Sekretaris Daerah Kabupaten Bogor, Ajat Rochmat Jatnika, menjelaskan bahwa pertemuan tersebut merupakan tindak lanjut atas aspirasi para tokoh agama yang menginginkan adanya langkah nyata dan kolaboratif dalam mencegah berbagai permasalahan sosial yang berpotensi mengancam generasi muda.
“Kami menyambut baik masukan dari para ulama, kiai, dan pengurus pondok pesantren. Ini menjadi momentum untuk memperkuat sinergi antara pemerintah, lembaga keagamaan, aparat, dan seluruh pemangku kepentingan dalam melakukan upaya pencegahan melalui edukasi dan pembinaan kepada masyarakat,” ujar Ajat.
Sebagai tindak lanjut, Pemerintah Kabupaten Bogor akan menyiapkan Surat Edaran Bupati yang menjadi pedoman dalam pelaksanaan edukasi dan sosialisasi kepada masyarakat, khususnya di lingkungan sekolah, pondok pesantren, dan komunitas keagamaan.
Ajat menegaskan bahwa langkah pencegahan menjadi prioritas utama.

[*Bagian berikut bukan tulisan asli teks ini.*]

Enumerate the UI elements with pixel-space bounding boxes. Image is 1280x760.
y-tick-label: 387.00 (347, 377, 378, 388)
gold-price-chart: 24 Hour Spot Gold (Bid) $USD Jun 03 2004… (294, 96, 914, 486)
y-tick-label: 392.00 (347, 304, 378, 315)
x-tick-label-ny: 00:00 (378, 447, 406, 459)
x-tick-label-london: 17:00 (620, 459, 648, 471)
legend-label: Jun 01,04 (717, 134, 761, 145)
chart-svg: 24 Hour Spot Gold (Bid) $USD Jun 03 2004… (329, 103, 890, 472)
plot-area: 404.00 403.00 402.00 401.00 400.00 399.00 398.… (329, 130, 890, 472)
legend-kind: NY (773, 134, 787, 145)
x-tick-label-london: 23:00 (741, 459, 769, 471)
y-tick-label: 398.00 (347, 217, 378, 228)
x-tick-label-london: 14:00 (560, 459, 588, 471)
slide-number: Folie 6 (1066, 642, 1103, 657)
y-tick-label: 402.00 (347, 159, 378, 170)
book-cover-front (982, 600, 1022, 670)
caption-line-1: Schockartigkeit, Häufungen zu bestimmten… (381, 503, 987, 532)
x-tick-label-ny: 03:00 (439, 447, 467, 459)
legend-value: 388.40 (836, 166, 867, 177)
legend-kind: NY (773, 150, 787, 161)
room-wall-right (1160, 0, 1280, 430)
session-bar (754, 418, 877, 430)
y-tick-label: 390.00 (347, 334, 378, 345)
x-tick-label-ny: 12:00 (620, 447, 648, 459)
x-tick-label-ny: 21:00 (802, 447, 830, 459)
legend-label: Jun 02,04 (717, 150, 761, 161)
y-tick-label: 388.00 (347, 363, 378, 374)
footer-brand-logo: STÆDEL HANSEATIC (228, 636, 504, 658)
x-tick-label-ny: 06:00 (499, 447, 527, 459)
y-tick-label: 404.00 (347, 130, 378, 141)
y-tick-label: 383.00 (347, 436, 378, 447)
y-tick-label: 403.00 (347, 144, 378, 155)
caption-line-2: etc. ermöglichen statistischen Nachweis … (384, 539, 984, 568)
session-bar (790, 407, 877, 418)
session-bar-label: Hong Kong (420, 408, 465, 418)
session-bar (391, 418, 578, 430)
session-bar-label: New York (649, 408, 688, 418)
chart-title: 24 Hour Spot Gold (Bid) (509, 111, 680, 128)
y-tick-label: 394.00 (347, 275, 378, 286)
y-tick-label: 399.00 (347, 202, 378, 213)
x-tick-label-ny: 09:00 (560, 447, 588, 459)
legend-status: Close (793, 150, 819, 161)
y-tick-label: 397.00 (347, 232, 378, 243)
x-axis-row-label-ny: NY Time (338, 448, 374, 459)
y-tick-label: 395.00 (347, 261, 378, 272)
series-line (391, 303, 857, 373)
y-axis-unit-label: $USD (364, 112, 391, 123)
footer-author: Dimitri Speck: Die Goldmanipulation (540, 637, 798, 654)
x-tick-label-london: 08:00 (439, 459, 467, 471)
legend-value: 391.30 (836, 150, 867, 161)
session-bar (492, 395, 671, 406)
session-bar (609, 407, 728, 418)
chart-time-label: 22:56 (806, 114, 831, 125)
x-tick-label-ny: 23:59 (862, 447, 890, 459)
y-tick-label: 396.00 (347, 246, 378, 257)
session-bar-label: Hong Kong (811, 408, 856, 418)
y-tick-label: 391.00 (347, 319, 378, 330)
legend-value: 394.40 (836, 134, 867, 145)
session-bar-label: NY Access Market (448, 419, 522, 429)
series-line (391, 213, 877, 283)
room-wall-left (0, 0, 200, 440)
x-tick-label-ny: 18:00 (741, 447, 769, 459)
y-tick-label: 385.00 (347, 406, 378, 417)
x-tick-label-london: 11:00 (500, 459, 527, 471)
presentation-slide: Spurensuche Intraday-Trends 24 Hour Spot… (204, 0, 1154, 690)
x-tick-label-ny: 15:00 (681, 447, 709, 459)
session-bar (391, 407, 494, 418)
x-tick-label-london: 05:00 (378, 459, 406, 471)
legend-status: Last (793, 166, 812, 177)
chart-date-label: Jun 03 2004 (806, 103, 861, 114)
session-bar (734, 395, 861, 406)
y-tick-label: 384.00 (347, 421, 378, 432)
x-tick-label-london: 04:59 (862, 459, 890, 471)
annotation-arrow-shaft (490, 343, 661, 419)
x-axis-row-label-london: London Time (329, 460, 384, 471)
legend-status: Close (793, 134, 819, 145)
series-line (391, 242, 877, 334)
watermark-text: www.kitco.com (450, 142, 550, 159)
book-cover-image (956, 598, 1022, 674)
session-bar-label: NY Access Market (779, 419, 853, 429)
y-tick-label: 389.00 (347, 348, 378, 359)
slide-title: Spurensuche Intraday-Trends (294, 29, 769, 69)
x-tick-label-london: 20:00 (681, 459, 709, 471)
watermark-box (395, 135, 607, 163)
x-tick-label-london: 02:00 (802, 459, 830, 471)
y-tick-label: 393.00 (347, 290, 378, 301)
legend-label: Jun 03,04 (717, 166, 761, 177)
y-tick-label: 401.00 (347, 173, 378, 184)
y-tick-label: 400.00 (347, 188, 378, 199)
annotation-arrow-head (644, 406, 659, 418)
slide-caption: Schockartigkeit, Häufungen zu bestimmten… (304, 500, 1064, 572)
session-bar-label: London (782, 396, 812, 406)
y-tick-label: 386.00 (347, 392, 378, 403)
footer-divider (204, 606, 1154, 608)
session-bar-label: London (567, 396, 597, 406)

Salah satunya melalui program Go to School yang akan dilaksanakan pada 15 hingga 22 Juni 2026.
Sebanyak 21 kepala perangkat daerah akan turun langsung ke sekolah-sekolah untuk memimpin apel sekaligus memberikan edukasi mengenai berbagai isu strategis, seperti bahaya narkoba, penyalahgunaan obat-obatan, penguatan karakter, etika pergaulan, serta pembinaan moral generasi muda.